11.In Sri Bhagawan Lal Arya Vs. Commissioner of Police, Delhi and others reported in 2004 (4) SCC 560, relied on the appellant therein was absent for a period two months, 7 days and 17 hours on medical grounds. During the period, he remained under treatment in Government Hospital. Since appellant had applied for leave on medical grounds supported with medical certificates from the competent Medical Officer, the appellate authority passed orders sanctioning leave without pay for the period of illness. However, for the alleged misconduct of absence, disciplinary action was initiated and ultimately, he was removed from service. Considering the facts and circumstances of the said case, the Hon'ble Supreme Court held that the disciplinary authority erred in inflicting a penalty of removal from service and hence set aside the same. However, in the case on hand, the past record of service shows habitual absenteeism. Though the appellate authority has dismissed the appellant from service, later on the same has been modified as compulsory retirement, for the reason stated supra.Sri Bhagawan Lal Arya's case (cited supra) is a solitary incident case and it would not apply to the present case.
12. Habitual absenteeism is a gross violation of discipline, as held in Burn & Co. Ltd. and Ors. Vs. Their Employees reported in AIR 1959 SC
529. In the said case, an employee, who absented without leave or permission, following a domestic enquiry was dismissed from service.
10 OA 495/2019

The Industrial Tribunal directed re-instatement. When the matter was adjudicated before the Hon'ble Supreme Court, it was held that absence of a workman without permission and without any leave application for the same, amounts to gross violation of discipline, entailing dismissal from service. The Hon'ble Supreme Court further held that if such a workman is dismissed by his employer, Industrial Tribunal should not order for reinstatement. The Hon'ble Apex Court held that, "Where a workman is almost in the habit of loitering outside his place of work without the permission of his departmental head and does not desist from doing so even though warned, his services can be dispensed with. In such a case, it cannot be said that the employer was actuated by any improper motive to victimise him for his Union activities."

13. Reverting to the case, from the material on record, it could be seen that though the appellant has been inflicted with many penalties, absenteeism, there is no change.
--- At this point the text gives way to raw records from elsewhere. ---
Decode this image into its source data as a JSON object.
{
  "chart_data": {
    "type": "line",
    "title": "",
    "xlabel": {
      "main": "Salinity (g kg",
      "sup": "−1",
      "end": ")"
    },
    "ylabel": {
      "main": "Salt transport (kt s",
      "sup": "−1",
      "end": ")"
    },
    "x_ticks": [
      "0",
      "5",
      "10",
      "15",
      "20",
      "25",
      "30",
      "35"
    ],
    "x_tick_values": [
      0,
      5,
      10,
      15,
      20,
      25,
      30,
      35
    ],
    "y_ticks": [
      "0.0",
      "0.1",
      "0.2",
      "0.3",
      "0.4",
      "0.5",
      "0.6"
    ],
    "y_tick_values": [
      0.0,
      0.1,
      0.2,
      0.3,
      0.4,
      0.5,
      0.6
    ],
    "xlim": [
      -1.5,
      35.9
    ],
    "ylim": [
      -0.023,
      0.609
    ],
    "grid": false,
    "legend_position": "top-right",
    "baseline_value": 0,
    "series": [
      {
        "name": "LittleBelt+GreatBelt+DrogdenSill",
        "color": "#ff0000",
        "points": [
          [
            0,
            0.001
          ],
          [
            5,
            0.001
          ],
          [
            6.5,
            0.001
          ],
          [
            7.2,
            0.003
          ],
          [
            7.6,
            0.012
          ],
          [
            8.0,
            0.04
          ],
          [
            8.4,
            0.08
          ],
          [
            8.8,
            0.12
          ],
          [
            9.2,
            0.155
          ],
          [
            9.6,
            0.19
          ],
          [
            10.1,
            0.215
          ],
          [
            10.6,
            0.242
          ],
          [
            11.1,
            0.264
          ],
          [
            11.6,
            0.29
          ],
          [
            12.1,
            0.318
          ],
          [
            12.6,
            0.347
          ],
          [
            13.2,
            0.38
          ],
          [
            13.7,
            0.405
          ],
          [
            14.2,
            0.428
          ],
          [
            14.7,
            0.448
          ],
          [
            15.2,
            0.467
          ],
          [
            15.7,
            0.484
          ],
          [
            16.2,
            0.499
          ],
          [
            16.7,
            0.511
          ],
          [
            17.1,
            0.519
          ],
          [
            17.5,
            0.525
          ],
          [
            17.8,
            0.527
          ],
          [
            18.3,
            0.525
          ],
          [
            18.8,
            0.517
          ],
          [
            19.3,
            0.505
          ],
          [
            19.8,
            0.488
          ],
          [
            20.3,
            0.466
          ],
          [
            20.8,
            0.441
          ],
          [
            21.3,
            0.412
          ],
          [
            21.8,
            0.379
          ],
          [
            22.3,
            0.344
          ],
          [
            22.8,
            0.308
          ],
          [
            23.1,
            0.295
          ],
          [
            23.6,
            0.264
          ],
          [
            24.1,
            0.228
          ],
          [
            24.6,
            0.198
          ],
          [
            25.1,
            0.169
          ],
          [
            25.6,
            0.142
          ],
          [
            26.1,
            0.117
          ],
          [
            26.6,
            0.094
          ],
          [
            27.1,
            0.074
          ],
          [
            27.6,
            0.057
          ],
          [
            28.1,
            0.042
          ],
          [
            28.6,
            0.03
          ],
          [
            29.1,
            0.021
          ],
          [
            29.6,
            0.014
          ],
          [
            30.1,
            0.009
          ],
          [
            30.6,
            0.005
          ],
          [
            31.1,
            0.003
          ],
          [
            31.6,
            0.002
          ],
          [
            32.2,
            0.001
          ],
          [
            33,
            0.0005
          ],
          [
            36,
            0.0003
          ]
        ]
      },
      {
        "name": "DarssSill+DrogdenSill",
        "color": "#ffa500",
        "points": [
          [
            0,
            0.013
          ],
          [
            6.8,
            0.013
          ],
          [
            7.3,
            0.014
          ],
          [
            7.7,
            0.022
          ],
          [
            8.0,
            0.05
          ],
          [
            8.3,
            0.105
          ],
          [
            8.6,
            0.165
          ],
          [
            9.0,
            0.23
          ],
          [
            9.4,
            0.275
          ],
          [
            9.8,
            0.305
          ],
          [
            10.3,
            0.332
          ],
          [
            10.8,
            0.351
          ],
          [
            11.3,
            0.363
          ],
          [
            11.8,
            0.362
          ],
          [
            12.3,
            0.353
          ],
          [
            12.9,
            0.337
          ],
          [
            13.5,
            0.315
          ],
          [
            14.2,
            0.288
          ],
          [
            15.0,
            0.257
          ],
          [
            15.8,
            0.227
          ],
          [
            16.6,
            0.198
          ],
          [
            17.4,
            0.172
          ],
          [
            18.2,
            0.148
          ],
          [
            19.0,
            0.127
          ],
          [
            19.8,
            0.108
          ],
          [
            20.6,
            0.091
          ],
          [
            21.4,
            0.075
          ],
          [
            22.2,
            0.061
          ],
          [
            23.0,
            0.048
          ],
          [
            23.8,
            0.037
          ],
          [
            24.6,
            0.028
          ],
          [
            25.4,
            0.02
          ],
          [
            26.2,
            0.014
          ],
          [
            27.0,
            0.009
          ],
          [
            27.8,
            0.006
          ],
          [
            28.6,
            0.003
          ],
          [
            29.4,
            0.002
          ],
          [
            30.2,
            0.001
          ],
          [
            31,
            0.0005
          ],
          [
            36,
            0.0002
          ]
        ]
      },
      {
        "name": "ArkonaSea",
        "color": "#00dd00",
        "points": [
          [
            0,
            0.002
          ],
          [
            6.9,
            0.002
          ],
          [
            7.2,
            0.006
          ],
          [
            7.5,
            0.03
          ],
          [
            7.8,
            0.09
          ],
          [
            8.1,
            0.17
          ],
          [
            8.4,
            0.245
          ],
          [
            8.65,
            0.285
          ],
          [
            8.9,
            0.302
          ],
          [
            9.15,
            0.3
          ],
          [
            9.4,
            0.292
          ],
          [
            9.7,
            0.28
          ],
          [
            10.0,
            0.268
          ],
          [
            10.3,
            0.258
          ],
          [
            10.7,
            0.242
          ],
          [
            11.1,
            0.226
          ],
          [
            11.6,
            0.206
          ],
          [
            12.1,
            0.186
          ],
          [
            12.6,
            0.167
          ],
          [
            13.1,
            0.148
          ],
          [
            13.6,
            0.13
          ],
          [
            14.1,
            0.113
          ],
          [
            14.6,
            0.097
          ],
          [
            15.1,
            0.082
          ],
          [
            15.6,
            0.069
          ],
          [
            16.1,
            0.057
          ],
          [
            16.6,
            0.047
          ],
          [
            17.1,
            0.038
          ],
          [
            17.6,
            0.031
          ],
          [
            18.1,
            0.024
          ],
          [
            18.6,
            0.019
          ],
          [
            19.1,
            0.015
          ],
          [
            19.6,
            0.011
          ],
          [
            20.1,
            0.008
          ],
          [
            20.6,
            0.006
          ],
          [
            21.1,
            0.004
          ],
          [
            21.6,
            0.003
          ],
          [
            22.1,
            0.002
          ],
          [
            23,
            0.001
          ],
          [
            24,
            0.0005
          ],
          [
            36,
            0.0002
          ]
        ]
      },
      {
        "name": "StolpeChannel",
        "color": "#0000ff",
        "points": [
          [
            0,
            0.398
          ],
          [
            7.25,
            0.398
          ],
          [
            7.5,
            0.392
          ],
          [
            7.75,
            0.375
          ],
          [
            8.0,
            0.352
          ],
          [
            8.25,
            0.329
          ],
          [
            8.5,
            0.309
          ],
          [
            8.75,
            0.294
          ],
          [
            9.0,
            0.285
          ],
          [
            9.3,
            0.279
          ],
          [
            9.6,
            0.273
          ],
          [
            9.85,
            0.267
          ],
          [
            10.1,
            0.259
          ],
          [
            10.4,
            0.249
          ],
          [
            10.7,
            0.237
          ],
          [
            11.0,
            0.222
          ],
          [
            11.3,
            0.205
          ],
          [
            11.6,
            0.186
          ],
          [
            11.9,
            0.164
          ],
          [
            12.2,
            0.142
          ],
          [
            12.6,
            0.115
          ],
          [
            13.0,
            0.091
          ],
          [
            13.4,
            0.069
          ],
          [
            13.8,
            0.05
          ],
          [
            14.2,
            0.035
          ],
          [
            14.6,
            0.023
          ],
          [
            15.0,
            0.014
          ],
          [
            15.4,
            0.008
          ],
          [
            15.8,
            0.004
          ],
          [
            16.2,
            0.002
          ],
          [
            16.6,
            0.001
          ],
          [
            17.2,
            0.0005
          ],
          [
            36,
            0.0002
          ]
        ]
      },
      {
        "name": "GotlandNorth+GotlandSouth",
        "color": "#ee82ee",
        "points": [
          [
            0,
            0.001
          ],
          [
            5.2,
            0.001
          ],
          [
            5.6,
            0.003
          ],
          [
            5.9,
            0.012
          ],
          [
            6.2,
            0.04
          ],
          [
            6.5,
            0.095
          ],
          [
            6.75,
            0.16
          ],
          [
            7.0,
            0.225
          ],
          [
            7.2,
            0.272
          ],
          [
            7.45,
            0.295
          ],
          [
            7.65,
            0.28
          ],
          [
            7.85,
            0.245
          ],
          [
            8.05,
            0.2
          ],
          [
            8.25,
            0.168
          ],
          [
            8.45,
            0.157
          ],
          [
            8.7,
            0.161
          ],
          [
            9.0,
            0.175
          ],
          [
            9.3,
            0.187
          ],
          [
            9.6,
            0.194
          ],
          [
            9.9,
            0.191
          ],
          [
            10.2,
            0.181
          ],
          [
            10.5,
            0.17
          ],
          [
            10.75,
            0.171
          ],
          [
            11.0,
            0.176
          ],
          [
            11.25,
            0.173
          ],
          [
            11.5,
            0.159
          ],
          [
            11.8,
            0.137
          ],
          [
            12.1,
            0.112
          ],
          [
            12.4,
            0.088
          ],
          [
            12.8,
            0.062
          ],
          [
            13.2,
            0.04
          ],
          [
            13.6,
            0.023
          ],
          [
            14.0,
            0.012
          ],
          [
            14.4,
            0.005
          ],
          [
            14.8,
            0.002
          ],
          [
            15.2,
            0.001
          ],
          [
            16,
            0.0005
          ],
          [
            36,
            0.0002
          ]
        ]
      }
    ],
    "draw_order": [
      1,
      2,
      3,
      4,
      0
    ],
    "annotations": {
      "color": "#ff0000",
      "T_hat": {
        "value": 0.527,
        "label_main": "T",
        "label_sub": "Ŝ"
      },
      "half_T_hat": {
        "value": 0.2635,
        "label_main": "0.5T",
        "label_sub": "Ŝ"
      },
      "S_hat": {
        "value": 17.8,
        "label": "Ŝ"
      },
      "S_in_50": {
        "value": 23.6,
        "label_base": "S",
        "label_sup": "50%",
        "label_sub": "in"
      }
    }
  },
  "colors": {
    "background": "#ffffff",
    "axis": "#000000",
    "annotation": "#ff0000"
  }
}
18. Even in the absence of a specific statutory rule, it remains within the discretion of the Disciplinary Authority to consider the past service record of the individual when determining the appropriate penalty. Such consideration serves to strengthen and provide additional justification for the disciplinary decision. If the charge itself warrants a major penalty, independent of any prior misconduct, the disciplinary authority is fully entitled to impose a penalty that aligns with the severity of the current violation, without needing to reference past conduct. Furthermore, with the Constitutional amendment removing the delinquent's right to further representation regarding the penalty, the Disciplinary Authority's reliance on the individual's past record--if it is factored in--does not invalidate the disciplinary proceedings or the penalty imposed. There is no breach of the principles of natural justice in such cases.

11 OA 495/2019

19. In light of the above, the penalty imposed on the applicant is upheld, as it is justified by the applicant's consistent pattern of gross absenteeism, a behavior that is particularly intolerable in a disciplined force. The applicant has failed to establish any grounds that would warrant a different outcome, and thus, the application is dismissed. No costs are awarded.